Gespräch mit der Deutschen Bahn geplant.

Frankfurt am Main / Mainz (kobinet) Nach der Kritik von Marita Boos-Waidosch über den Abzug des Ein- und Ausstiegsservice am ICE-Bahnhof Montabaur hat Ellen Engel von der Deutschen Bahn sofort reagiert und Kontakt mit dem rheinland-pfälzischen Behindertenbeauftragten aufgenommen. Demnächst sollen intensive Gespräche über die Organisation des Service in Rheinland-Pfalz geführt werden.

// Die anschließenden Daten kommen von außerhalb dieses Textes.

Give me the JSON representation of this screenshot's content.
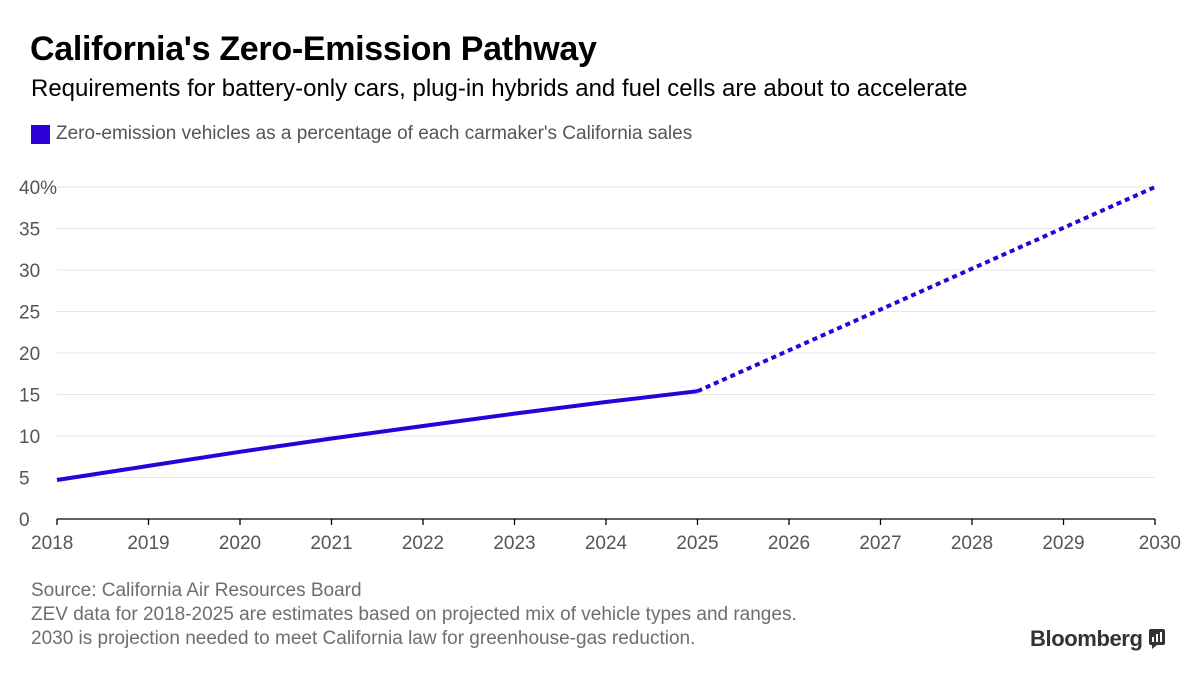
{
  "header": {
    "title": "California's Zero-Emission Pathway",
    "subtitle": "Requirements for battery-only cars, plug-in hybrids and fuel cells are about to accelerate"
  },
  "legend": {
    "label": "Zero-emission vehicles as a percentage of each carmaker's California sales"
  },
  "footer": {
    "source": "Source: California Air Resources Board",
    "note1": "ZEV data for 2018-2025 are estimates based on projected mix of vehicle types and ranges.",
    "note2": "2030 is projection needed to meet California law for greenhouse-gas reduction."
  },
  "brand": {
    "name": "Bloomberg",
    "icon": "bloomberg-chart-icon"
  },
  "colors": {
    "series": "#2c00d9",
    "grid": "#e6e6e6",
    "axis": "#000000",
    "tick_text": "#555555"
  },
  "chart_data": {
    "type": "line",
    "x": [
      2018,
      2019,
      2020,
      2021,
      2022,
      2023,
      2024,
      2025,
      2030
    ],
    "series": [
      {
        "name": "Zero-emission vehicles as a percentage of each carmaker's California sales",
        "values": [
          4.7,
          6.4,
          8.1,
          9.7,
          11.2,
          12.7,
          14.1,
          15.4,
          40
        ],
        "solid_through": 2025,
        "dashed_from": 2025
      }
    ],
    "xlim": [
      2018,
      2030
    ],
    "ylim": [
      0,
      40
    ],
    "x_ticks": [
      2018,
      2019,
      2020,
      2021,
      2022,
      2023,
      2024,
      2025,
      2026,
      2027,
      2028,
      2029,
      2030
    ],
    "y_ticks": [
      0,
      5,
      10,
      15,
      20,
      25,
      30,
      35,
      40
    ],
    "y_tick_labels": [
      "0",
      "5",
      "10",
      "15",
      "20",
      "25",
      "30",
      "35",
      "40%"
    ],
    "grid": true,
    "legend": "top-left"
  }
}
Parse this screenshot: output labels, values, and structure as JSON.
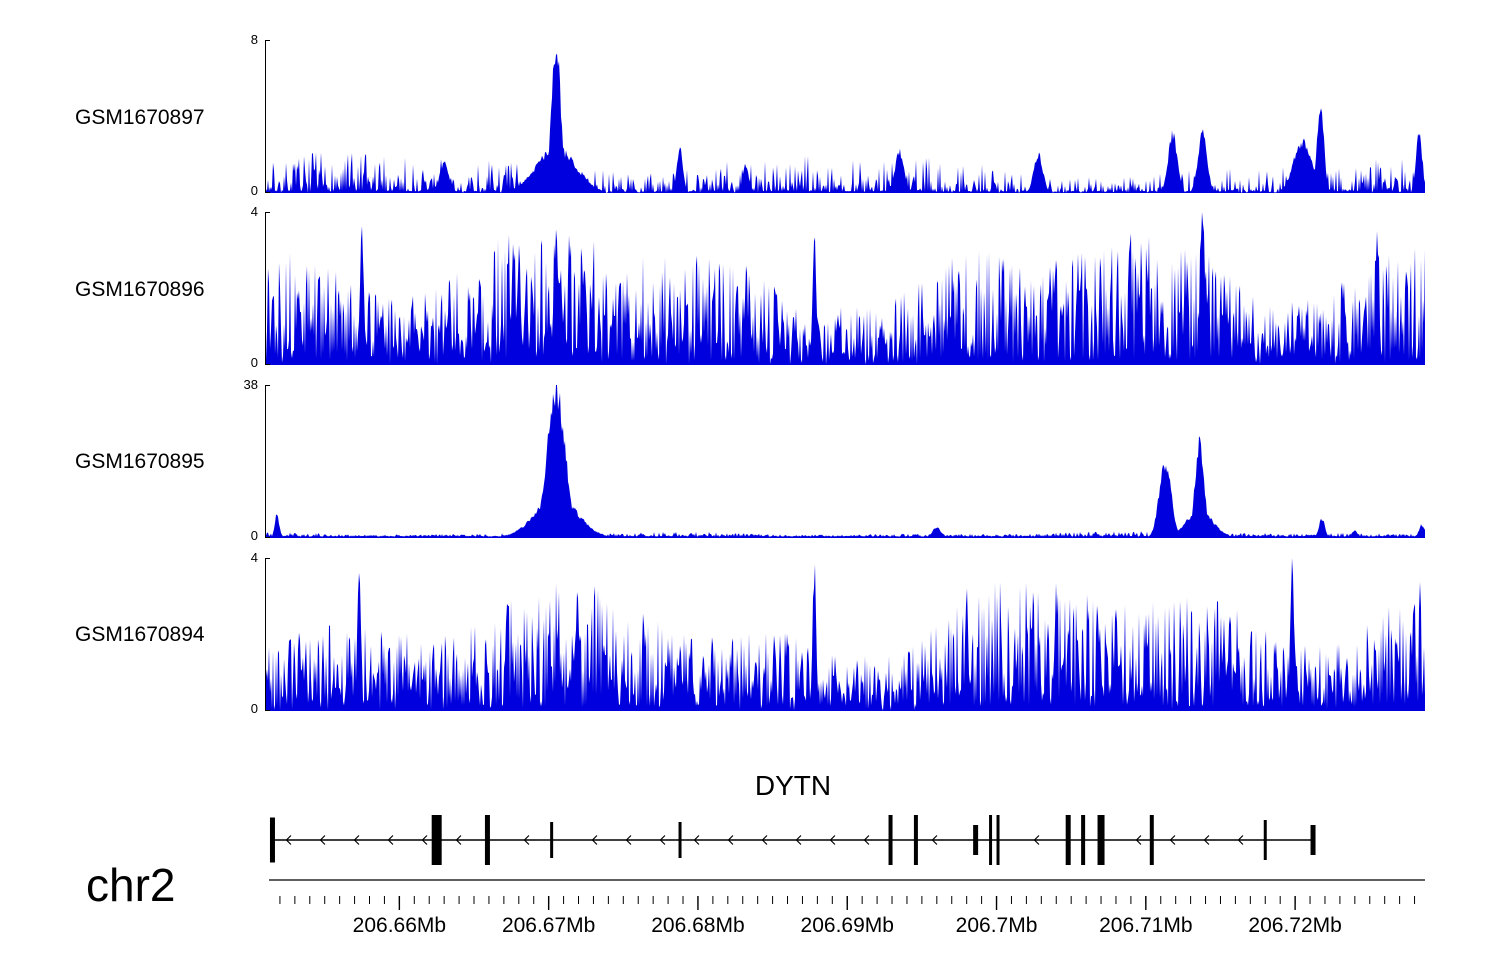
{
  "figure": {
    "background": "#ffffff",
    "signal_color": "#0000DE",
    "axis_color": "#000000",
    "text_color": "#000000"
  },
  "chart_data": {
    "type": "area",
    "description": "Four stacked genomic read-coverage tracks over gene DYTN on chr2, with gene model and genome coordinate axis",
    "x_axis": {
      "chromosome": "chr2",
      "start_mb": 206.651,
      "end_mb": 206.7287,
      "tick_values_mb": [
        206.66,
        206.67,
        206.68,
        206.69,
        206.7,
        206.71,
        206.72
      ],
      "tick_labels": [
        "206.66Mb",
        "206.67Mb",
        "206.68Mb",
        "206.69Mb",
        "206.7Mb",
        "206.71Mb",
        "206.72Mb"
      ],
      "minor_tick_interval_mb": 0.001
    },
    "tracks": [
      {
        "name": "GSM1670897",
        "ymin": 0,
        "ymax": 8,
        "ymin_label": "0",
        "ymax_label": "8",
        "noise": {
          "seed": 7,
          "floor": 0.012,
          "amp": 0.26,
          "exp": 3.0,
          "gap": 0.3
        },
        "peaks": [
          {
            "mb": 206.6705,
            "h": 1.0,
            "s": 0.0003
          },
          {
            "mb": 206.6705,
            "h": 0.3,
            "s": 0.0013
          },
          {
            "mb": 206.663,
            "h": 0.2,
            "s": 0.0003
          },
          {
            "mb": 206.6788,
            "h": 0.3,
            "s": 0.0002
          },
          {
            "mb": 206.6832,
            "h": 0.2,
            "s": 0.0002
          },
          {
            "mb": 206.6935,
            "h": 0.28,
            "s": 0.0003
          },
          {
            "mb": 206.7028,
            "h": 0.26,
            "s": 0.0003
          },
          {
            "mb": 206.7118,
            "h": 0.4,
            "s": 0.0003
          },
          {
            "mb": 206.7138,
            "h": 0.42,
            "s": 0.0003
          },
          {
            "mb": 206.7205,
            "h": 0.35,
            "s": 0.0006
          },
          {
            "mb": 206.7217,
            "h": 0.62,
            "s": 0.00022
          },
          {
            "mb": 206.7283,
            "h": 0.4,
            "s": 0.0002
          }
        ]
      },
      {
        "name": "GSM1670896",
        "ymin": 0,
        "ymax": 4,
        "ymin_label": "0",
        "ymax_label": "4",
        "noise": {
          "seed": 13,
          "floor": 0.03,
          "amp": 1.0,
          "exp": 1.25,
          "gap": 0.05
        },
        "peaks": [
          {
            "mb": 206.7138,
            "h": 1.0,
            "s": 0.00015
          },
          {
            "mb": 206.6575,
            "h": 0.93,
            "s": 0.00012
          },
          {
            "mb": 206.6705,
            "h": 0.9,
            "s": 0.00015
          },
          {
            "mb": 206.6878,
            "h": 0.9,
            "s": 0.00012
          },
          {
            "mb": 206.7255,
            "h": 0.9,
            "s": 0.00012
          }
        ]
      },
      {
        "name": "GSM1670895",
        "ymin": 0,
        "ymax": 38,
        "ymin_label": "0",
        "ymax_label": "38",
        "noise": {
          "seed": 21,
          "floor": 0.01,
          "amp": 0.035,
          "exp": 2.0,
          "gap": 0
        },
        "peaks": [
          {
            "mb": 206.6518,
            "h": 0.16,
            "s": 0.00015
          },
          {
            "mb": 206.6705,
            "h": 1.0,
            "s": 0.0006
          },
          {
            "mb": 206.6705,
            "h": 0.28,
            "s": 0.0014
          },
          {
            "mb": 206.696,
            "h": 0.07,
            "s": 0.0003
          },
          {
            "mb": 206.7113,
            "h": 0.5,
            "s": 0.0004
          },
          {
            "mb": 206.7136,
            "h": 0.65,
            "s": 0.0003
          },
          {
            "mb": 206.7136,
            "h": 0.18,
            "s": 0.0009
          },
          {
            "mb": 206.7218,
            "h": 0.13,
            "s": 0.0002
          },
          {
            "mb": 206.724,
            "h": 0.05,
            "s": 0.0002
          },
          {
            "mb": 206.7285,
            "h": 0.09,
            "s": 0.0002
          }
        ]
      },
      {
        "name": "GSM1670894",
        "ymin": 0,
        "ymax": 4,
        "ymin_label": "0",
        "ymax_label": "4",
        "noise": {
          "seed": 42,
          "floor": 0.03,
          "amp": 0.95,
          "exp": 1.35,
          "gap": 0.06
        },
        "peaks": [
          {
            "mb": 206.6573,
            "h": 0.92,
            "s": 0.00012
          },
          {
            "mb": 206.6878,
            "h": 0.96,
            "s": 0.00012
          },
          {
            "mb": 206.698,
            "h": 0.88,
            "s": 0.0001
          },
          {
            "mb": 206.7198,
            "h": 1.0,
            "s": 0.00012
          }
        ]
      }
    ],
    "gene_track": {
      "gene_name": "DYTN",
      "strand": "-",
      "start_mb": 206.6515,
      "end_mb": 206.7212,
      "exons": [
        {
          "mb": 206.6515,
          "w": 5,
          "h": 0.9
        },
        {
          "mb": 206.6625,
          "w": 10,
          "h": 1
        },
        {
          "mb": 206.6659,
          "w": 5,
          "h": 1
        },
        {
          "mb": 206.6702,
          "w": 3,
          "h": 0.72
        },
        {
          "mb": 206.6788,
          "w": 3,
          "h": 0.72
        },
        {
          "mb": 206.6929,
          "w": 4,
          "h": 1
        },
        {
          "mb": 206.6946,
          "w": 4,
          "h": 1
        },
        {
          "mb": 206.6986,
          "w": 5,
          "h": 0.6
        },
        {
          "mb": 206.6996,
          "w": 3,
          "h": 1
        },
        {
          "mb": 206.7001,
          "w": 3,
          "h": 1
        },
        {
          "mb": 206.7048,
          "w": 5,
          "h": 1
        },
        {
          "mb": 206.7058,
          "w": 4,
          "h": 1
        },
        {
          "mb": 206.707,
          "w": 7,
          "h": 1
        },
        {
          "mb": 206.7104,
          "w": 4,
          "h": 1
        },
        {
          "mb": 206.718,
          "w": 3,
          "h": 0.8
        },
        {
          "mb": 206.7212,
          "w": 5,
          "h": 0.6
        }
      ]
    },
    "chromosome_label": "chr2"
  }
}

Nachdem die einen Elektrorollstuhl nutzende Behindertenbeauftragte von Mainz, Marita Boos-Waidosch, aufgrund des fehlenden Ein- und Ausstiegsservice der Deutschen Bahn nicht an einer Podiumsdiskussion in Montabaur teilnehmen konnte, hatte der Behindertenbeauftragte von Rheinland-Pfalz, Ottmar Miles-Paul, dies bei der Veranstaltung aufgegriffen und versprochen, nachzuhaken. (Siehe kobinet-nachrichten vom 15.8.) Bevor dieser jedoch dazu kam, Kontakt mit Ellen Engel, der Behindertenbeauftragten der Deutschen Bahn aufzunehmen, hatte diese bereits die kobinet-nachrichten gelesen und den Sachverhalt an den rheinland-pfälzischen Behindertenbeauftragten gemailt. "Das war ein echter Service, denn bevor ich überhaupt dazu kam, eine Mail an Frau Engel zu schicken hatte ich schon die Antwort. Das erlebt man auch nicht oft", so Ottmar Miles-Paul. Der Sachverhalt selbst gestaltet sich allerdings nicht so positiv. Denn nach Aussage von Ellen Engel handelt es sich beim ICE-Bahnhof in Montabaur um einen Bahnhof, der nach der Kategorie 3 eingestuft ist, also nicht die höchsten Prioritäten genießt. Dies habe sich auch bei den Nachfragen für den Ein- und Ausstiegsservice in der Vergangenheit gezeigt, denn diese wären äußerst gering gewesen. Nach Abzug der Service habe es eine Übergangsregelung mit einem Kooperationspartner gegeben, doch auch dafür sei die Nachfrage zu gering gewesen.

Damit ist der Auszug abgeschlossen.